Up to 57 different pesticides are poisoning European honeybees and exacerbating the decline of bee populations worldwide.

This was a warning from researchers out of the National Veterinary Research Institute in Poland, who also highlighted a new method that can detect a huge array of pesticides in bees and help scientists get to the bottom of the problem of global honeybee decline.

Honeybees are falling in numbers worldwide, including in the United States, partly due to colony collapse disorder. It is unclear what directly causes CCD and how it works, but scientists implicate several factors that include pesticide use. For instance, the European Union has banned the use of neonicotinoid pesticides given the pesticide-bee decline link.

The insects play a crucial role in agriculture and the environment by pollinating more than 80 percent of crops and wild plant species in Europe alone, said lead study author Tomasz Kiljanek.

The Polish researchers reported that they developed a method that detects and analyzes 200 pesticides and metabolites in honeybees.

"We wanted to develop a test for a large number of pesticides currently approved for use in the European Union to see what is poisoning the bees," Kiljanek says.

Because of their sheer numbers, it is difficult to work out which pesticides are harming the bees, and combined effects and accumulation over time could pose greater dangers. Even at low amounts, pesticides can weaken the immunity of bees and allow parasites or viruses to crush the colony, warned Kiljanek.

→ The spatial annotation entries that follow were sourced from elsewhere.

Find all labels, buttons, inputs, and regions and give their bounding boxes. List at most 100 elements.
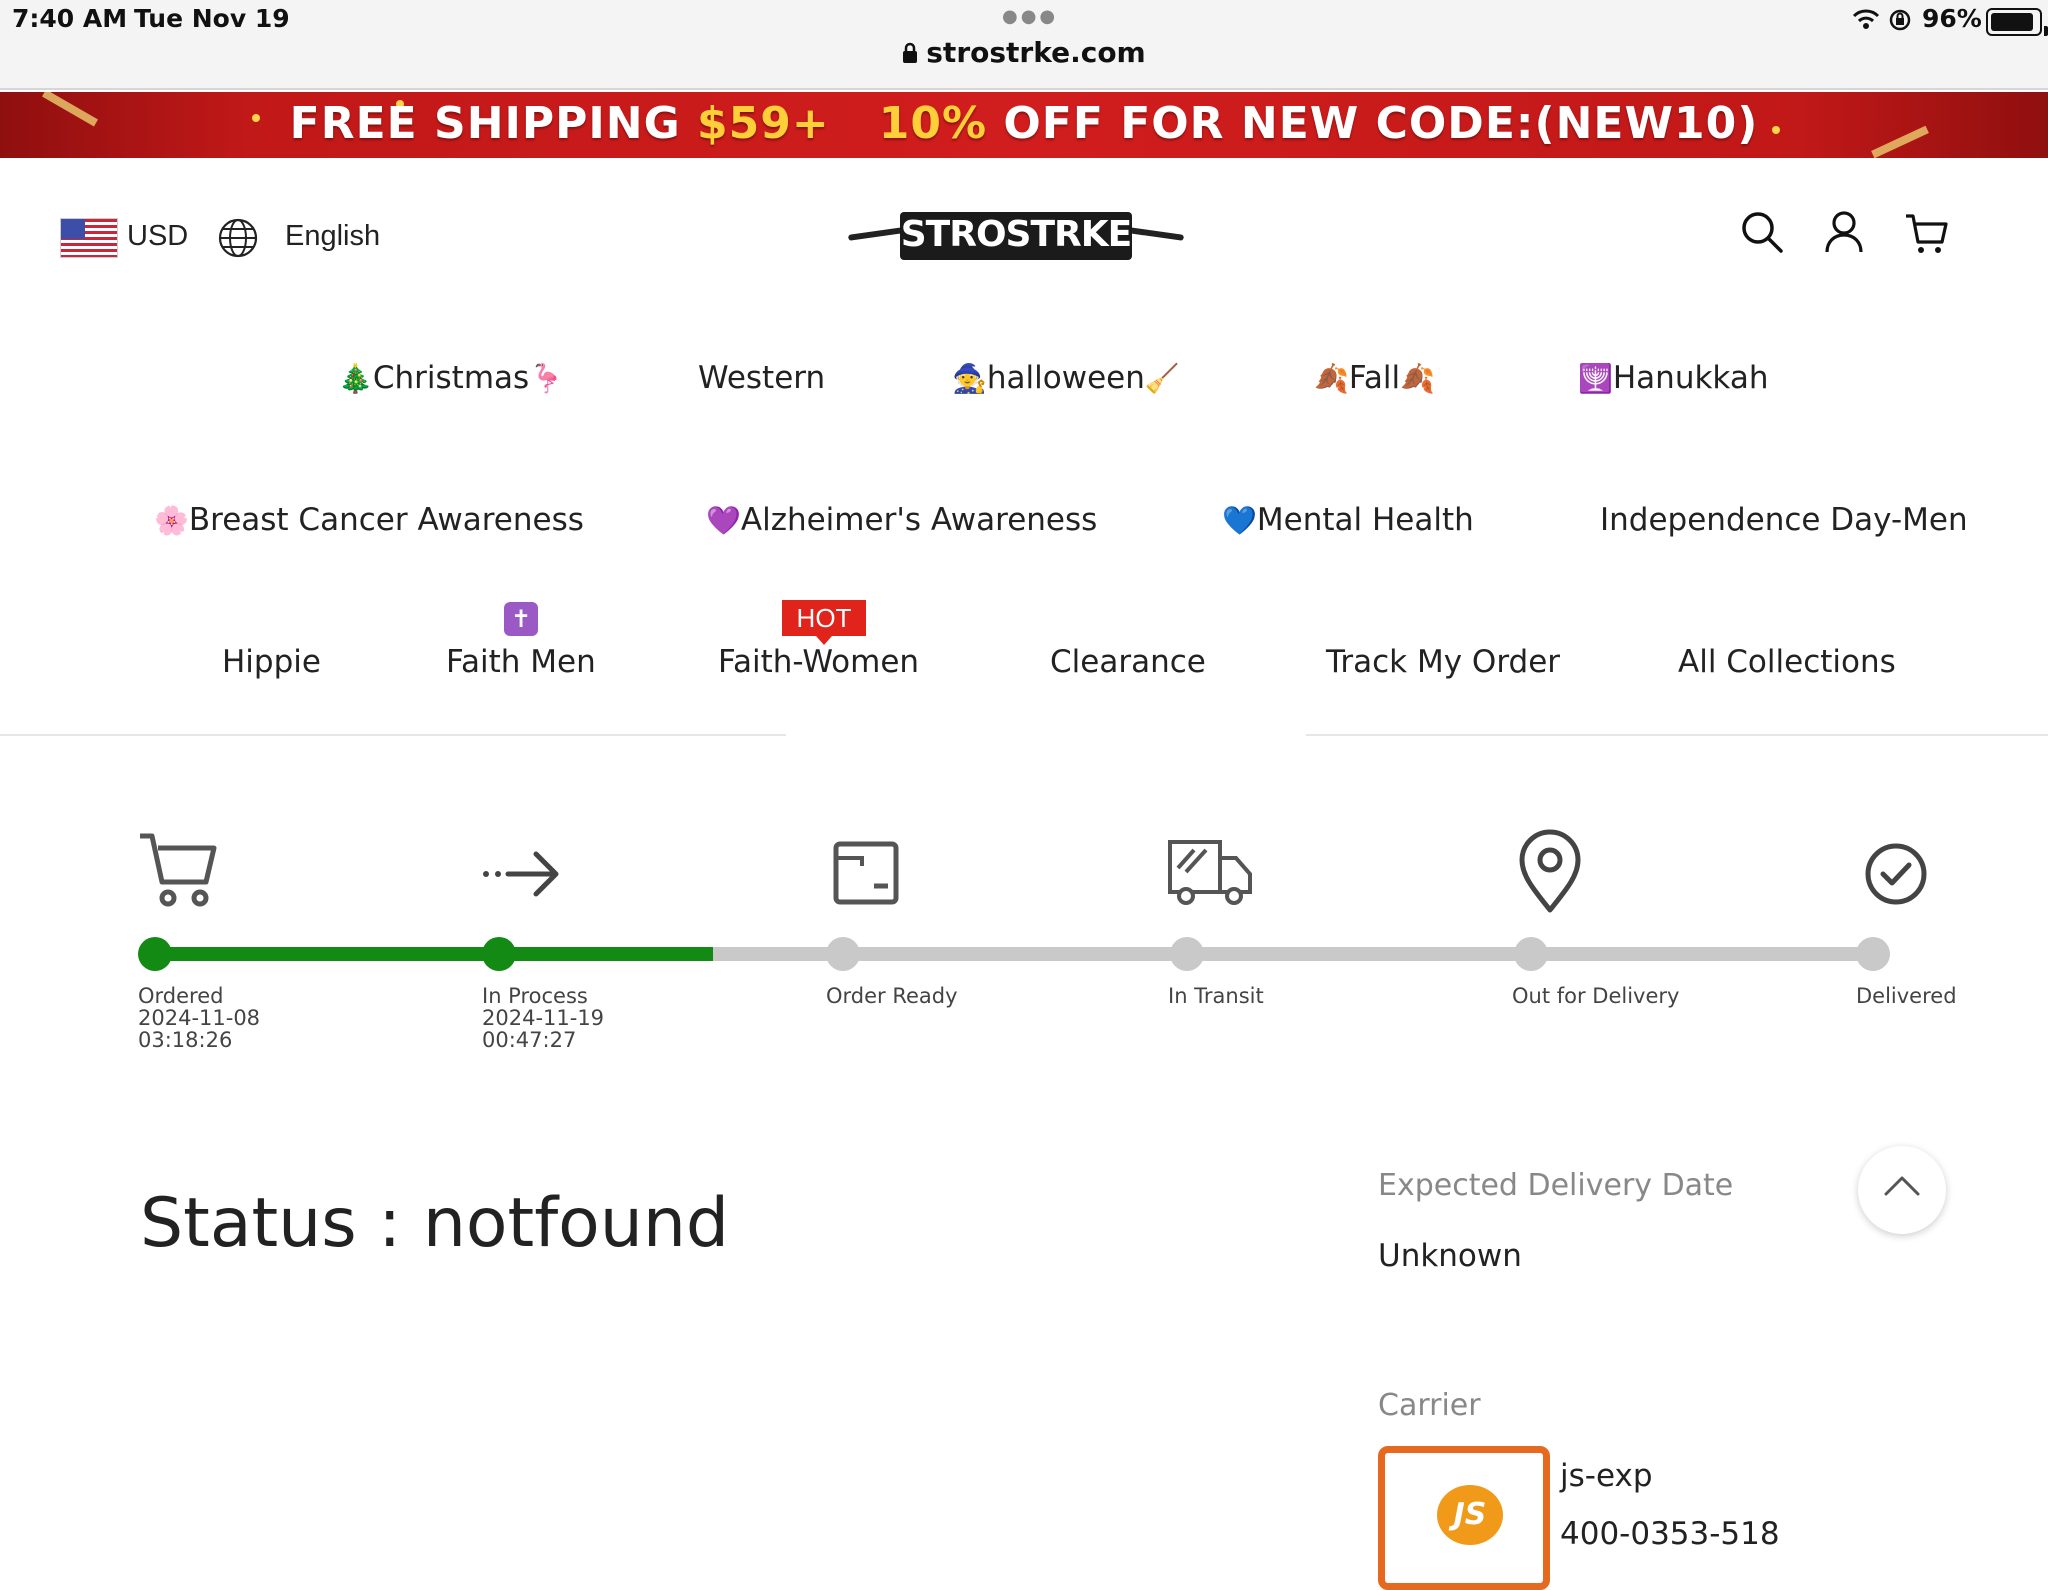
step-node-out-for-delivery <box>1514 937 1548 971</box>
search-icon[interactable] <box>1740 210 1784 258</box>
nav-divider <box>1306 734 2048 736</box>
wallet-box-icon <box>826 828 910 916</box>
nav-hanukkah[interactable]: 🕎Hanukkah <box>1578 360 1768 396</box>
step-label: Order Ready <box>826 984 958 1008</box>
leaf-icon: 🍂 <box>1400 362 1435 395</box>
chevron-up-icon <box>1882 1174 1922 1202</box>
step-date: 2024-11-19 <box>482 1006 605 1030</box>
account-icon[interactable] <box>1824 210 1864 258</box>
cross-badge-icon: ✝ <box>504 602 538 636</box>
address-bar[interactable]: strostrke.com <box>0 36 2048 71</box>
battery-nub <box>2044 26 2048 36</box>
nav-faith-women[interactable]: Faith-Women <box>718 644 919 680</box>
logo-text: STROSTRKE <box>900 214 1133 255</box>
nav-independence-day-men[interactable]: Independence Day-Men <box>1600 502 1968 538</box>
truck-icon <box>1164 828 1256 916</box>
status-time: 7:40 AM <box>12 4 128 33</box>
nav-track-my-order[interactable]: Track My Order <box>1326 644 1560 680</box>
step-order-ready: Order Ready <box>826 985 958 1007</box>
nav-label: Clearance <box>1050 644 1206 680</box>
battery-percent: 96% <box>1922 4 1982 33</box>
carrier-logo-text: JS <box>1453 1497 1487 1532</box>
nav-mental-health[interactable]: 💙Mental Health <box>1222 502 1474 538</box>
nav-halloween[interactable]: 🧙halloween🧹 <box>952 360 1180 396</box>
step-label: In Transit <box>1168 984 1264 1008</box>
step-delivered: Delivered <box>1856 985 1957 1007</box>
nav-faith-men[interactable]: Faith Men <box>446 644 596 680</box>
cart-icon[interactable] <box>1904 212 1948 260</box>
nav-label: Mental Health <box>1256 502 1474 538</box>
nav-label: Breast Cancer Awareness <box>188 502 584 538</box>
nav-label: halloween <box>986 360 1145 396</box>
orientation-lock-icon <box>1888 8 1912 36</box>
step-time: 03:18:26 <box>138 1028 233 1052</box>
nav-clearance[interactable]: Clearance <box>1050 644 1206 680</box>
blue-heart-icon: 💙 <box>1222 504 1257 537</box>
language-selector[interactable]: English <box>285 220 380 253</box>
site-logo[interactable]: STROSTRKE <box>847 206 1185 266</box>
nav-christmas[interactable]: 🎄Christmas🦩 <box>338 360 564 396</box>
promo-code: OFF FOR NEW CODE:(NEW10) <box>1003 98 1759 149</box>
blossom-icon: 🌸 <box>154 504 189 537</box>
carrier-name: js-exp <box>1560 1458 1653 1494</box>
nav-label: Hippie <box>222 644 321 680</box>
step-time: 00:47:27 <box>482 1028 577 1052</box>
nav-label: Track My Order <box>1326 644 1561 680</box>
broom-icon: 🧹 <box>1144 362 1180 395</box>
battery-icon <box>1986 8 2048 36</box>
multitask-dots-icon[interactable]: ●●● <box>1002 6 1058 27</box>
step-in-process: In Process 2024-11-19 00:47:27 <box>482 985 604 1051</box>
expected-delivery-label: Expected Delivery Date <box>1378 1168 1734 1203</box>
order-status: Status : notfound <box>140 1184 730 1263</box>
globe-icon[interactable] <box>218 218 258 262</box>
nav-alzheimers-awareness[interactable]: 💜Alzheimer's Awareness <box>706 502 1097 538</box>
leaf-icon: 🍂 <box>1314 362 1349 395</box>
tree-icon: 🎄 <box>338 362 373 395</box>
progress-fill <box>154 947 713 961</box>
carrier-phone: 400-0353-518 <box>1560 1516 1780 1552</box>
battery-fill <box>1991 13 2033 31</box>
nav-label: Independence Day-Men <box>1600 502 1968 538</box>
nav-label: Faith-Women <box>718 644 920 680</box>
step-label: Delivered <box>1856 984 1957 1008</box>
step-node-delivered <box>1856 937 1890 971</box>
step-in-transit: In Transit <box>1168 985 1264 1007</box>
purple-heart-icon: 💜 <box>706 504 741 537</box>
currency-selector[interactable]: USD <box>127 220 188 253</box>
wifi-icon <box>1852 8 1880 34</box>
nav-fall[interactable]: 🍂Fall🍂 <box>1314 360 1435 396</box>
status-date: Tue Nov 19 <box>134 4 290 33</box>
step-label: Out for Delivery <box>1512 984 1680 1008</box>
promo-banner[interactable]: FREE SHIPPING $59+ 10% OFF FOR NEW CODE:… <box>0 92 2048 158</box>
nav-label: Alzheimer's Awareness <box>740 502 1098 538</box>
step-label: Ordered <box>138 984 224 1008</box>
nav-label: Hanukkah <box>1612 360 1769 396</box>
step-node-order-ready <box>826 937 860 971</box>
step-date: 2024-11-08 <box>138 1006 261 1030</box>
nav-label: All Collections <box>1678 644 1896 680</box>
nav-divider <box>0 734 786 736</box>
nav-breast-cancer-awareness[interactable]: 🌸Breast Cancer Awareness <box>154 502 584 538</box>
step-out-for-delivery: Out for Delivery <box>1512 985 1679 1007</box>
nav-all-collections[interactable]: All Collections <box>1678 644 1896 680</box>
nav-hippie[interactable]: Hippie <box>222 644 321 680</box>
promo-threshold: $59+ <box>697 98 830 149</box>
nav-label: Fall <box>1348 360 1401 396</box>
nav-label: Western <box>698 360 826 396</box>
carrier-logo-box: JS <box>1378 1446 1550 1590</box>
promo-text: FREE SHIPPING $59+ 10% OFF FOR NEW CODE:… <box>0 98 2048 149</box>
expected-delivery-value: Unknown <box>1378 1238 1522 1274</box>
url-text: strostrke.com <box>926 36 1146 69</box>
cart-icon <box>136 828 220 916</box>
hot-badge: HOT <box>782 600 866 636</box>
nav-western[interactable]: Western <box>698 360 825 396</box>
arrow-right-icon <box>480 828 564 916</box>
us-flag-icon[interactable] <box>60 218 118 258</box>
ios-status-bar: 7:40 AM Tue Nov 19 ●●● strostrke.com 96% <box>0 0 2048 90</box>
promo-discount: 10% <box>878 98 988 149</box>
scroll-to-top-button[interactable] <box>1858 1146 1946 1234</box>
step-node-in-process <box>482 937 516 971</box>
witch-icon: 🧙 <box>952 362 987 395</box>
step-label: In Process <box>482 984 588 1008</box>
step-node-in-transit <box>1170 937 1204 971</box>
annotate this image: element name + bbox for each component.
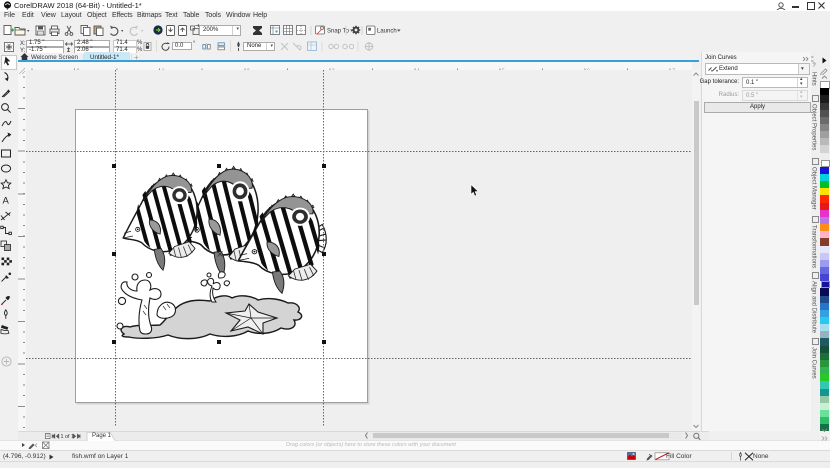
svg-text:Launch: Launch bbox=[377, 29, 397, 35]
svg-text:1 of 1: 1 of 1 bbox=[61, 434, 75, 440]
svg-text:A: A bbox=[3, 196, 10, 207]
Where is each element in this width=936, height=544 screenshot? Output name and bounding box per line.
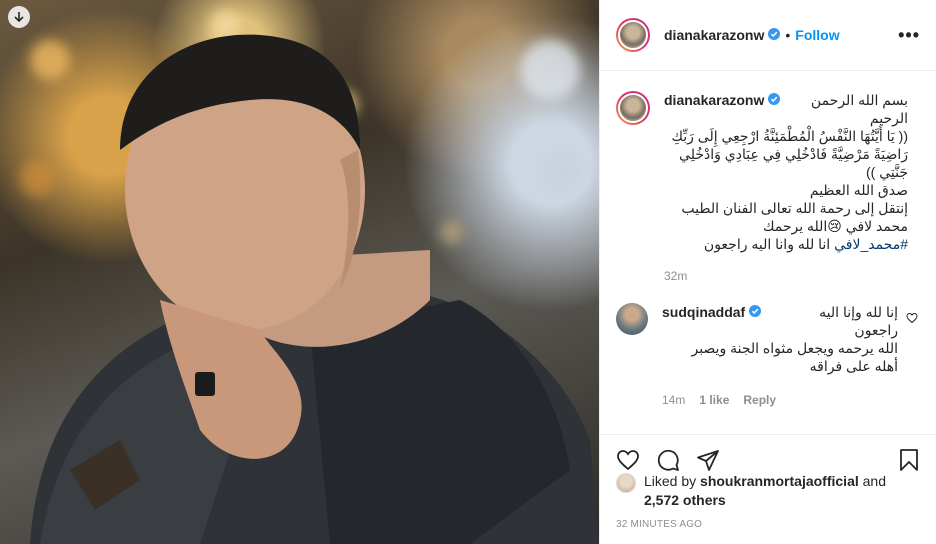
comment-time[interactable]: 14m (662, 393, 685, 407)
liker-username[interactable]: shoukranmortajaofficial (700, 473, 859, 489)
more-options-icon[interactable]: ••• (898, 25, 920, 46)
verified-badge-icon (768, 92, 781, 108)
caption-line: جَنَّتِي )) (866, 164, 908, 180)
share-icon[interactable] (696, 448, 720, 472)
caption-username[interactable]: dianakarazonw (664, 92, 764, 108)
likes-and: and (858, 473, 886, 489)
caption-line: رَاضِيَةً مَرْضِيَّةً فَادْخُلِي فِي عِب… (679, 146, 908, 162)
caption-first-line: بسم الله الرحمن (810, 92, 908, 108)
reply-button[interactable]: Reply (743, 393, 776, 407)
comment-meta: 14m 1 like Reply (662, 393, 898, 407)
comment-first-line: إنا لله وإنا اليه (819, 304, 898, 320)
post-sidebar: dianakarazonw • Follow ••• dianakarazonw… (599, 0, 936, 544)
caption-line: صدق الله العظيم (809, 182, 908, 198)
caption-hashtag-suffix: انا لله وانا اليه راجعون (703, 236, 835, 252)
comment-line: الله يرحمه ويجعل مثواه الجنة ويصبر (691, 340, 898, 356)
arrow-down-icon (14, 12, 24, 23)
portrait-illustration (30, 34, 599, 544)
caption-line: (( يَا أَيَّتُهَا النَّفْسُ الْمُطْمَئِن… (671, 128, 908, 144)
comment-likes[interactable]: 1 like (699, 393, 729, 407)
post-header: dianakarazonw • Follow ••• (600, 0, 936, 71)
caption-line: إنتقل إلى رحمة الله تعالى الفنان الطيب (681, 200, 908, 216)
liker-avatar[interactable] (616, 473, 636, 493)
like-comment-heart-icon[interactable] (906, 311, 918, 327)
post-photo[interactable] (0, 0, 599, 544)
caption: dianakarazonw بسم الله الرحمن الرحيم (( … (616, 91, 920, 283)
download-button[interactable] (8, 6, 30, 28)
verified-badge-icon (749, 304, 762, 320)
caption-line: محمد لافي 😢الله يرحمك (762, 218, 908, 234)
likes-summary: Liked by shoukranmortajaofficial and 2,5… (616, 472, 886, 510)
instagram-post: dianakarazonw • Follow ••• dianakarazonw… (0, 0, 936, 544)
commenter-username[interactable]: sudqinaddaf (662, 304, 745, 320)
likes-prefix: Liked by (644, 473, 701, 489)
comment-line: راجعون (854, 322, 898, 338)
comment: sudqinaddaf إنا لله وإنا اليه راجعون الل… (616, 303, 920, 407)
author-avatar[interactable] (616, 18, 650, 52)
caption-time[interactable]: 32m (664, 269, 908, 283)
bookmark-icon[interactable] (897, 448, 921, 472)
hashtag-link[interactable]: #محمد_لافي (834, 236, 908, 252)
likes-count[interactable]: 2,572 others (644, 492, 726, 508)
follow-button[interactable]: Follow (795, 27, 839, 43)
commenter-avatar[interactable] (616, 303, 648, 335)
caption-hashtag-line: #محمد_لافي انا لله وانا اليه راجعون (664, 235, 908, 253)
author-username[interactable]: dianakarazonw (664, 27, 764, 43)
caption-line: الرحيم (869, 110, 908, 126)
comment-line: أهله على فراقه (809, 358, 898, 374)
heart-icon[interactable] (616, 448, 640, 472)
comment-icon[interactable] (656, 448, 680, 472)
separator-dot: • (785, 27, 791, 43)
post-timestamp[interactable]: 32 minutes ago (616, 519, 702, 530)
caption-avatar[interactable] (616, 91, 650, 125)
verified-badge-icon (768, 27, 781, 43)
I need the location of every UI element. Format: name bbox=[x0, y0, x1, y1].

The team used QuEChERS, a method currently used for detecting pesticides present in food, to probe more than 70 honeybee poisoning cases. In this analysis, they tested for 200 different pesticides simultaneously, along with compounds produced by pesticide breakdown.

A staggering 98 percent of the tested pesticides are approved to be used in the European Union.

According to the results, there were 57 pesticides present in the poisoned bees - a piece of the toxicity puzzle that science is currently trying to solve.

For the authors, this is just the start of the investigation on pesticide effects on honeybee health, with their findings expanding knowledge on the matter and helping other scientists better study the risk of currently used and approved pesticides.

The findings were published in the Journal of Chromatography.

Previous research focuses on other reasons for the significant decline of pollinators worldwide, including climate change and disease. Diesel exhaust, for instance, changes half of floral scents that honeybees employ in their search for flowers - something suggested as a contributor to bee population decline.

A United Nations report released in February warned that hundreds of billions of dollars' worth of food crops will suffer from this decline, threatening global food supply if nothing will be done.

Two of five bee, butterfly, and pollinating critter species are becoming extinct, while their vertebrate peers are only slightly better off with one of six facing extinction.